Mark McGwire Admits To Steroid Use

Paul Weinstein

First published: 11th of January 2010 for Technorati

Mark McGwire today released a statement to The Associated Press that he did in fact use steroids during his 15 year professional playing career in baseball, including his single-season home run record 1998 season.

Heavy speculation that McGwire used steroids or human growth hormone has followed him almost since that very same record breaking season.

McGwire and fellow former Oakland Athletics team member Jose Canseco, along with New York Yankess’s Alex Rodriguez and Andy Pettitte have publicly admitted to using steroids during their recent playing careers. With many other suspected players including Barry Bonds, Roger Clemens, Sammy Sosa and David Ortiz being implicated in the past, baseball been forced to toughen its drug program twice in the past five years. Prior to the 2004 season, baseball had no mandatory testing program for active players.

“Baseball is really different now — it’s been cleaned up,” McGwire said. “The commissioner and the players’ association implemented testing and they cracked down, and I’m glad they did.”

McGwire’s statement comes on the heels of his appointment as a hitting coach for his former team, “Now that I have become the hitting coach for the St. Louis Cardinals, I have the chance to do something that I wish I was able to do five years ago.”

But, with his public admission to using steroids, McGwire refocuses the open question in baseball, what to do about the players, known and suspected and their playing records?

Should players such as McGwire be eligible for the Baseball Hall of Fame? Or even be allowed to work in baseball at all?

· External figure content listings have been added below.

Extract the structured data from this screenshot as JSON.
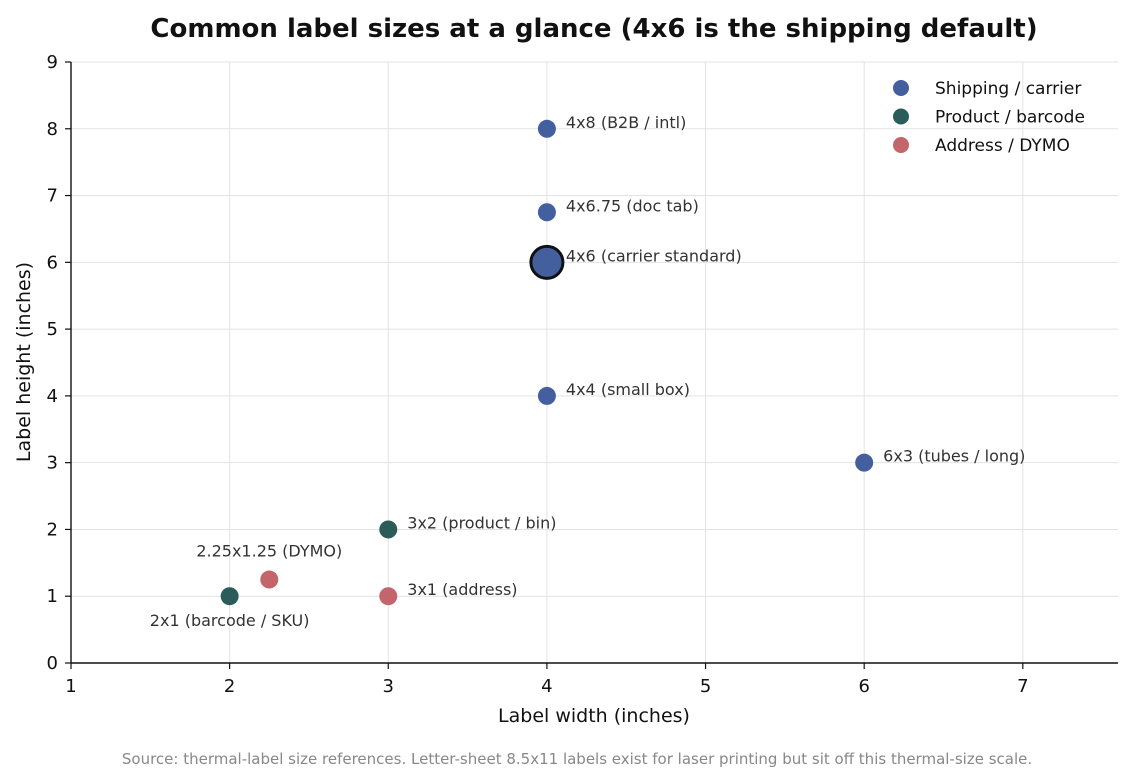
{
  "chart_data": {
    "type": "scatter",
    "title": "Common label sizes at a glance (4x6 is the shipping default)",
    "xlabel": "Label width (inches)",
    "ylabel": "Label height (inches)",
    "xlim": [
      1,
      7.6
    ],
    "ylim": [
      0,
      9
    ],
    "xticks": [
      "1",
      "2",
      "3",
      "4",
      "5",
      "6",
      "7"
    ],
    "yticks": [
      "0",
      "1",
      "2",
      "3",
      "4",
      "5",
      "6",
      "7",
      "8",
      "9"
    ],
    "grid": true,
    "legend_position": "top-right",
    "series": [
      {
        "name": "Shipping / carrier",
        "color": "#445f9e",
        "points": [
          {
            "x": 4,
            "y": 8,
            "label": "4x8 (B2B / intl)"
          },
          {
            "x": 4,
            "y": 6.75,
            "label": "4x6.75 (doc tab)"
          },
          {
            "x": 4,
            "y": 6,
            "label": "4x6 (carrier standard)",
            "highlight": true
          },
          {
            "x": 4,
            "y": 4,
            "label": "4x4 (small box)"
          },
          {
            "x": 6,
            "y": 3,
            "label": "6x3 (tubes / long)"
          }
        ]
      },
      {
        "name": "Product / barcode",
        "color": "#2a5d5a",
        "points": [
          {
            "x": 3,
            "y": 2,
            "label": "3x2 (product / bin)"
          },
          {
            "x": 2,
            "y": 1,
            "label": "2x1 (barcode / SKU)"
          }
        ]
      },
      {
        "name": "Address / DYMO",
        "color": "#c4646b",
        "points": [
          {
            "x": 2.25,
            "y": 1.25,
            "label": "2.25x1.25 (DYMO)"
          },
          {
            "x": 3,
            "y": 1,
            "label": "3x1 (address)"
          }
        ]
      }
    ],
    "footnote": "Source: thermal-label size references. Letter-sheet 8.5x11 labels exist for laser printing but sit off this thermal-size scale."
  }
}
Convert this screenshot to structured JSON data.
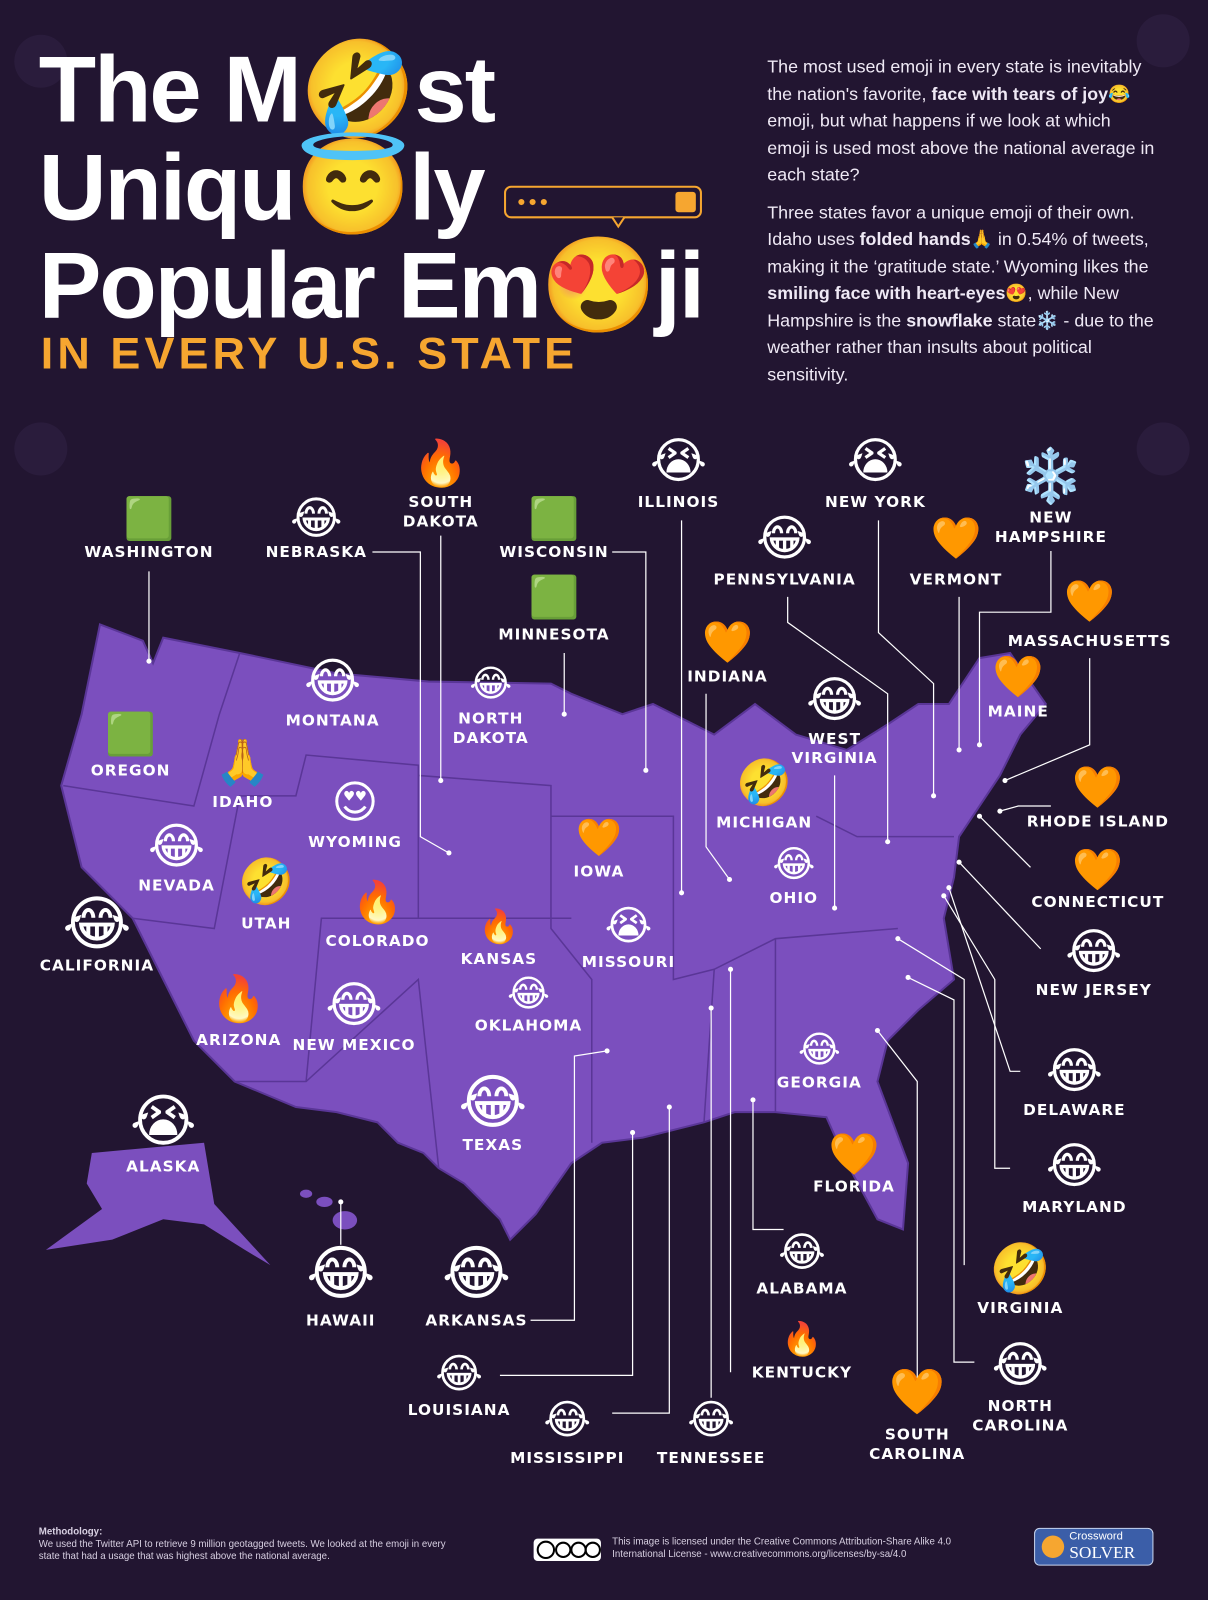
{
  "header": {
    "title_lines": [
      "The M🤣st",
      "Uniqu😇ly",
      "Popular Em😍ji"
    ],
    "subtitle": "IN EVERY U.S. STATE"
  },
  "intro": {
    "paragraphs": [
      [
        {
          "text": "The most used emoji in every state is inevitably the nation's favorite, "
        },
        {
          "text": "face with tears of joy",
          "bold": true
        },
        {
          "text": "😂 emoji, but what happens if we look at which emoji is used most above the national average in each state?"
        }
      ],
      [
        {
          "text": "Three states favor a unique emoji of their own. Idaho uses "
        },
        {
          "text": "folded hands",
          "bold": true
        },
        {
          "text": "🙏 in 0.54% of tweets, making it the ‘gratitude state.’ Wyoming likes the "
        },
        {
          "text": "smiling face with heart-eyes",
          "bold": true
        },
        {
          "text": "😍, while New Hampshire is the "
        },
        {
          "text": "snowflake",
          "bold": true
        },
        {
          "text": " state❄️ - due to the weather rather than insults about political sensitivity."
        }
      ]
    ]
  },
  "states": [
    {
      "name": "WASHINGTON",
      "emoji": "🟩"
    },
    {
      "name": "NEBRASKA",
      "emoji": "😂"
    },
    {
      "name": "SOUTH DAKOTA",
      "emoji": "🔥"
    },
    {
      "name": "WISCONSIN",
      "emoji": "🟩"
    },
    {
      "name": "ILLINOIS",
      "emoji": "😭"
    },
    {
      "name": "NEW YORK",
      "emoji": "😭"
    },
    {
      "name": "NEW HAMPSHIRE",
      "emoji": "❄️"
    },
    {
      "name": "PENNSYLVANIA",
      "emoji": "😂"
    },
    {
      "name": "VERMONT",
      "emoji": "🧡"
    },
    {
      "name": "MINNESOTA",
      "emoji": "🟩"
    },
    {
      "name": "MASSACHUSETTS",
      "emoji": "🧡"
    },
    {
      "name": "INDIANA",
      "emoji": "🧡"
    },
    {
      "name": "MAINE",
      "emoji": "🧡"
    },
    {
      "name": "MONTANA",
      "emoji": "😂"
    },
    {
      "name": "NORTH DAKOTA",
      "emoji": "😂"
    },
    {
      "name": "WEST VIRGINIA",
      "emoji": "😂"
    },
    {
      "name": "OREGON",
      "emoji": "🟩"
    },
    {
      "name": "IDAHO",
      "emoji": "🙏"
    },
    {
      "name": "WYOMING",
      "emoji": "😍"
    },
    {
      "name": "MICHIGAN",
      "emoji": "🤣"
    },
    {
      "name": "RHODE ISLAND",
      "emoji": "🧡"
    },
    {
      "name": "NEVADA",
      "emoji": "😂"
    },
    {
      "name": "IOWA",
      "emoji": "🧡"
    },
    {
      "name": "OHIO",
      "emoji": "😂"
    },
    {
      "name": "CONNECTICUT",
      "emoji": "🧡"
    },
    {
      "name": "UTAH",
      "emoji": "🤣"
    },
    {
      "name": "COLORADO",
      "emoji": "🔥"
    },
    {
      "name": "KANSAS",
      "emoji": "🔥"
    },
    {
      "name": "MISSOURI",
      "emoji": "😭"
    },
    {
      "name": "CALIFORNIA",
      "emoji": "😂"
    },
    {
      "name": "NEW JERSEY",
      "emoji": "😂"
    },
    {
      "name": "OKLAHOMA",
      "emoji": "😂"
    },
    {
      "name": "ARIZONA",
      "emoji": "🔥"
    },
    {
      "name": "NEW MEXICO",
      "emoji": "😂"
    },
    {
      "name": "DELAWARE",
      "emoji": "😂"
    },
    {
      "name": "GEORGIA",
      "emoji": "😂"
    },
    {
      "name": "TEXAS",
      "emoji": "😂"
    },
    {
      "name": "ALASKA",
      "emoji": "😭"
    },
    {
      "name": "MARYLAND",
      "emoji": "😂"
    },
    {
      "name": "FLORIDA",
      "emoji": "🧡"
    },
    {
      "name": "ALABAMA",
      "emoji": "😂"
    },
    {
      "name": "HAWAII",
      "emoji": "😂"
    },
    {
      "name": "ARKANSAS",
      "emoji": "😂"
    },
    {
      "name": "VIRGINIA",
      "emoji": "🤣"
    },
    {
      "name": "KENTUCKY",
      "emoji": "🔥"
    },
    {
      "name": "LOUISIANA",
      "emoji": "😂"
    },
    {
      "name": "NORTH CAROLINA",
      "emoji": "😂"
    },
    {
      "name": "SOUTH CAROLINA",
      "emoji": "🧡"
    },
    {
      "name": "MISSISSIPPI",
      "emoji": "😂"
    },
    {
      "name": "TENNESSEE",
      "emoji": "😂"
    }
  ],
  "footer": {
    "methodology_title": "Methodology:",
    "methodology_text": "We used the Twitter API to retrieve 9 million geotagged tweets. We looked at the emoji in every state that had a usage that was highest above the national average.",
    "license_text": "This image is licensed under the Creative Commons Attribution-Share Alike 4.0 International License - www.creativecommons.org/licenses/by-sa/4.0",
    "logo_top": "Crossword",
    "logo_bottom": "SOLVER"
  }
}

Since baseball has not outright banned players who have tested positive for or have admitted to using steroids McGwire is indeed still eligible to work in baseball as well as be included in the Hall of Fame.

In fact McGwire recently received 23.7% of the vote among baseball writers for inclusion into the Hall in 2010. While that vote total is well shy of the 75% needed for induction, McGwire obviously has some people pulling for him, including St. Louis Cardinals pitcher Adam Wainwright, “they [McGwire and Sosa] did more than just hit home runs, they brought fans back, they brought baseball back,” Wainwright said, “There’s people in the Hall of Fame who have done much worse.”

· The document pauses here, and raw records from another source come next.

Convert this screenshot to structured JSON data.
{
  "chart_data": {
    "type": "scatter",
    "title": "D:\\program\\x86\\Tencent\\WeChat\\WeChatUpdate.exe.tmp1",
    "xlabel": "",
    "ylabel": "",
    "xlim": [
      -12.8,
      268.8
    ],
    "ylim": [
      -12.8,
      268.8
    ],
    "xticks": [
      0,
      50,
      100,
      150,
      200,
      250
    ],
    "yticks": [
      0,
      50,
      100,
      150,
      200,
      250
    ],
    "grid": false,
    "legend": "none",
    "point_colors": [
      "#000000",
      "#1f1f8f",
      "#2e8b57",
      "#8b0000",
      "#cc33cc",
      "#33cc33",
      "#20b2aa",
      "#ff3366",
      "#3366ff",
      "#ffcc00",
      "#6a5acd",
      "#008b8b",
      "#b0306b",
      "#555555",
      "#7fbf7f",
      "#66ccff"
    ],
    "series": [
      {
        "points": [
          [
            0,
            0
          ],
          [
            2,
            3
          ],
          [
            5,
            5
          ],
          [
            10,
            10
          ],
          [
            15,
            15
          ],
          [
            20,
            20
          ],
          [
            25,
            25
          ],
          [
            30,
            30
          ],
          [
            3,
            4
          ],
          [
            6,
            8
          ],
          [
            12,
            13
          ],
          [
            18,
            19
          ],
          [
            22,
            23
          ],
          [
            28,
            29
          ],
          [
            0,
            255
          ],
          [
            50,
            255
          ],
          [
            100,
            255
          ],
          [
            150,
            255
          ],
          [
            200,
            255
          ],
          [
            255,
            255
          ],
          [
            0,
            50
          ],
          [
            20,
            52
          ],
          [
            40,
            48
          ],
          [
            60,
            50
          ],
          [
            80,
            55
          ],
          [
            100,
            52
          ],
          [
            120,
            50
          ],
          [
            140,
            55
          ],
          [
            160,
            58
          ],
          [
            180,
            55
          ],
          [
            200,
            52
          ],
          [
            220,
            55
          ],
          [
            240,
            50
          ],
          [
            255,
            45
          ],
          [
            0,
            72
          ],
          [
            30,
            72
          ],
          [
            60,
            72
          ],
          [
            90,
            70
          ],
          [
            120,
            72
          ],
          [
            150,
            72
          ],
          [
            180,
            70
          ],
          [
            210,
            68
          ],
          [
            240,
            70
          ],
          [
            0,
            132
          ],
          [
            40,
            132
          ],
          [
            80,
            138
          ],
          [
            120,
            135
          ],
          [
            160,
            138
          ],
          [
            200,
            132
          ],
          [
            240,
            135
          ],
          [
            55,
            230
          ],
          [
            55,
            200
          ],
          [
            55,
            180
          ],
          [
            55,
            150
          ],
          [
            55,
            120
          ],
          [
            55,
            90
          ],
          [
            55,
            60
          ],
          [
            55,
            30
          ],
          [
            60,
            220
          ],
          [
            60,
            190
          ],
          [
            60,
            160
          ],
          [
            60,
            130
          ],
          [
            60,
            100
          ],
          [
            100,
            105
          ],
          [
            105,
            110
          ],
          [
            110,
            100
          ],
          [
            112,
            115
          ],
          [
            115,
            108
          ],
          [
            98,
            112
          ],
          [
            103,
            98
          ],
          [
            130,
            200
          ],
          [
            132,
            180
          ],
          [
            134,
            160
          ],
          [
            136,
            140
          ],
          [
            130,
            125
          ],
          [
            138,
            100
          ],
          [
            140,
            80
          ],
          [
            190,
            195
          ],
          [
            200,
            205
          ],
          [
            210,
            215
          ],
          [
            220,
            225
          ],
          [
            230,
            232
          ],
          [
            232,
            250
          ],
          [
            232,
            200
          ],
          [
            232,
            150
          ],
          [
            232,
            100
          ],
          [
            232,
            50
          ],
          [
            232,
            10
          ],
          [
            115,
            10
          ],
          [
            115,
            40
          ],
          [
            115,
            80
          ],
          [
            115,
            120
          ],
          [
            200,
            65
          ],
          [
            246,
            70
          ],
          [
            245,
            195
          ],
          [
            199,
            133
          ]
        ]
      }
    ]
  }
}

While it remains to be seen if McGwire or any other “steroid-era” player will make it into the Hall of fame, the fact that McGwire has admitted to and now has a chance to watch out for the use of steroids will be closely watched over the coming season.

Hall of Fame or not, changes are fans of baseball will take recent assertion to heart. When asked if he felt that players of this era should have an asterisk by there name if voted into the Hall, Hank Aaron, a Hall of Famer himself, replied “If they’re guilty that’s what you should do,” Aaron said. “If they’re guilty they should come in with that because that, from what we gather, is part of why the record is where it is.”